In 1923, department chair Philip Greeley Clapp established graduate studies in music at the University of Iowa, and in 1924/25, the first students concluded their course of study with the submission of musical compositions and documents as theses. Over the last 95 years, Iowa graduates have submitted musical works, performing and critical editions, historical and theoretical studies, arrangements and transcriptions, bibliographies, and most recently, audio recordings as thesis as the capstone project of their master’s or doctoral degree in music at the University of Iowa.
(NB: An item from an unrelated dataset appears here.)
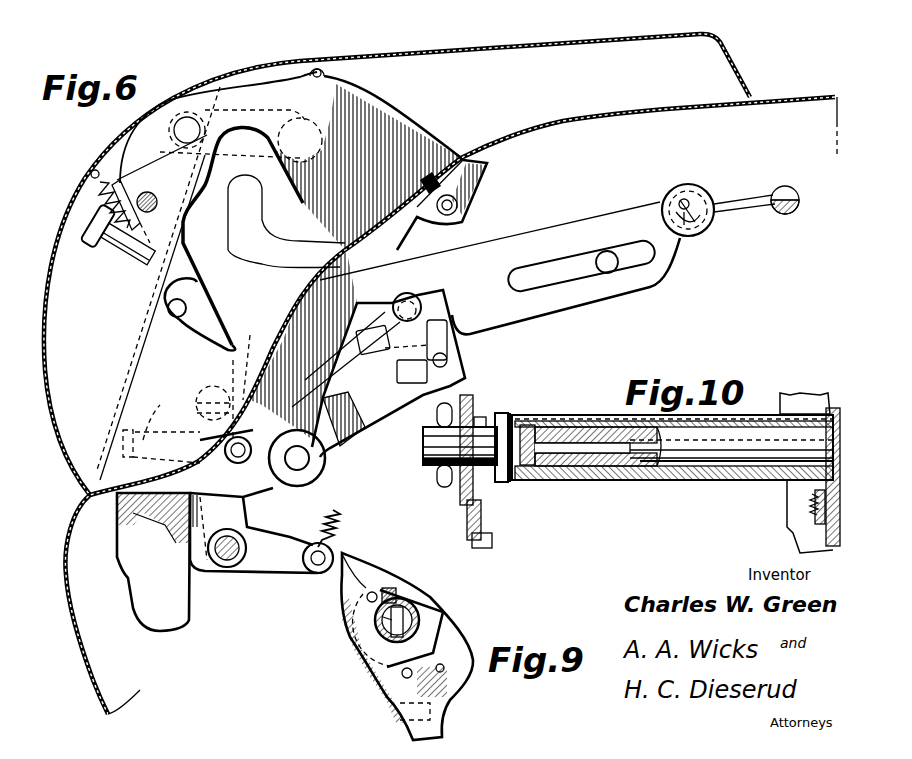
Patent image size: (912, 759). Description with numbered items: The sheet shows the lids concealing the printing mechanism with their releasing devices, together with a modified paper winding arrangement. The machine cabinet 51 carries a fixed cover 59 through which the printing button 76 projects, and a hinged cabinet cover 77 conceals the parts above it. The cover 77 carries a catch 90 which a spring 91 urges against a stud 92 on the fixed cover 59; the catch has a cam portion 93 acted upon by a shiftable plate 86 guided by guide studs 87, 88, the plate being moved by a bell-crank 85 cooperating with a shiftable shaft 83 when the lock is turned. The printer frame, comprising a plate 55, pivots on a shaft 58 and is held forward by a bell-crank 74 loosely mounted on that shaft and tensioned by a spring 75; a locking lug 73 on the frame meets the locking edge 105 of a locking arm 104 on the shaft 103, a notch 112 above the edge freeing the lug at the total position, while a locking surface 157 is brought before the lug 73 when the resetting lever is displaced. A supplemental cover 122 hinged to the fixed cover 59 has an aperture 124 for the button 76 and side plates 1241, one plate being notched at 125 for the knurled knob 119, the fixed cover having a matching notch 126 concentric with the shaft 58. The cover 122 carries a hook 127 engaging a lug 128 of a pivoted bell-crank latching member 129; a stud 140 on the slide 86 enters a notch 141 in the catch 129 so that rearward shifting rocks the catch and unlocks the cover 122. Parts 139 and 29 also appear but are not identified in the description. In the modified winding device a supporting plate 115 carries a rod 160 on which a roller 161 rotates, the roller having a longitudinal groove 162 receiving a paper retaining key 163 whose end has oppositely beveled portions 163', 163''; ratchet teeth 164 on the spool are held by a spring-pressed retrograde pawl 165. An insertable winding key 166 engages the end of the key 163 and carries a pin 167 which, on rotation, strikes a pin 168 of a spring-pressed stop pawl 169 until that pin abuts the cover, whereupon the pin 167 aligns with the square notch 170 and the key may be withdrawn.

This exhibit invites you to explore the breadth and depth of Iowa music theses, both in substance and style. Objects on display will rotate periodically and will be organized around different themes, such as theses about music in Iowa and the UI School of Music, prize winning projects, compositions, recordings, and more.
Week One: Early Theses
Two compositions were submitted for thesis in the summer of 1925; Pandora by Marian Edman and Smoke and Steel by Anna Margaret Starbuck. The latter was daughter of piano and organ professor, Anna Diller Starbuck, who figures prominently in the correspondence of music department chair, P. G. Clapp.
Clapp wrote in a letter to his wife, “Margaret Starbuck is finding, to her surprise and consternation, that finishing her score is a big job. She is keeping at it – now! – and will, I think, finish her work, especially as I have a notion (which naturally I am not publishing) that I can get her a time extension of about three days at the end, if necessary; but her parents are clearly worried, and are starting a prophylactic rumor that I could excuse her from finishing if I were decent and chose.”
In the end, Margaret completed the project on time and graduated as a Master of Music. Her composition, Smoke and Steel, was inspired by the Carl Sandburg poem of the same name.
Early theses compositions were handwritten manuscripts written in ink, so Margaret’s struggles to complete her project are understandable. A close look at her score reveals the underlying pencil marks, and in several places, she had to scrape away the paper to remove mistakes.
The first written music thesis analyzed Debussy’s Arabesque No. 2 and Prélude à l’après-midi d’un faune, charting the cadences with observance to their function and effect. Camp’s project may seem mundane, but consider that Debussy died only six years before the thesis was written and his music still relatively new (though the works studied were more than twenty years old).
The thesis shows the limitations of typewriters in handling musical needs, for Camp found it necessary to write in sharps, flats, and intervals. This may be why Camp included no musical examples in the thesis – only measure numbers. Subsequent thesis writers pasted or taped handwritten examples into their documents.
Following graduation, Camp moved to Arizona, where a census record lists her as a teacher at the state university. She married Cecil Clampitt in 1930 and died at the age of 87 in Tuscon.
Week Two: Award Winning Theses
The D.C. Spriestersbach Dissertation Prize was established to recognize excellence in doctoral research. Each year, a winner of the D.C. Spriestersbach Dissertation Prize is eligible to become the University of Iowa’s nominee in the national competition for the Council of Graduate Schools/University Microfilms International Distinguished Dissertation Award. In 1984, David Lasocki became the first of five Hawkeyes to receive the Spriesterbach and the International Distinguished Dissertation Award.
Lasocki went on to publish numerous performing editions of flute and recorder repertoire. His book, The Recorder: a research and information guide, is in its third edition. He also co-published several performance guides with Iowa’s emeritus flute professor Betty Bang Mather.
Lasocki worked as a reference librarian at the William and Gayle Cook Music Library at Indiana University, Bloomington for many years. In retirement, he still researches and writes about historical performance and the recorder.
Männerchors, or male singing societies, were active in the United States from the mid-nineteenth century, though most folded following the world wars. While several studies had examined specific männerchor or focused on a defined region, Snyder’s thesis endeavored to “explore the Männerchor from both the local and regional view, and much attention…given to the Sängerfests of regional federations…These festivals significantly influenced the musical climate of the times, and let to the establishment of music festivals across the United States, many of which are in still in existence today.”
In her acknowledgements, Snyder credits UI musicologist Dr. Fred Crane for “interesting me in a topic that has been fascinating and immensely rewarding.” Crane’s personal collection of musical Iowana informed sections of Snyder’s study [see medallion left].
Snyder’s dissertation received the Rita Benton Dissertation Award. She continued writing about männerchor, including a chapter about sängerfests in Indianapolis for the book Music and culture in America, 1861-1918 (Garland, 1998).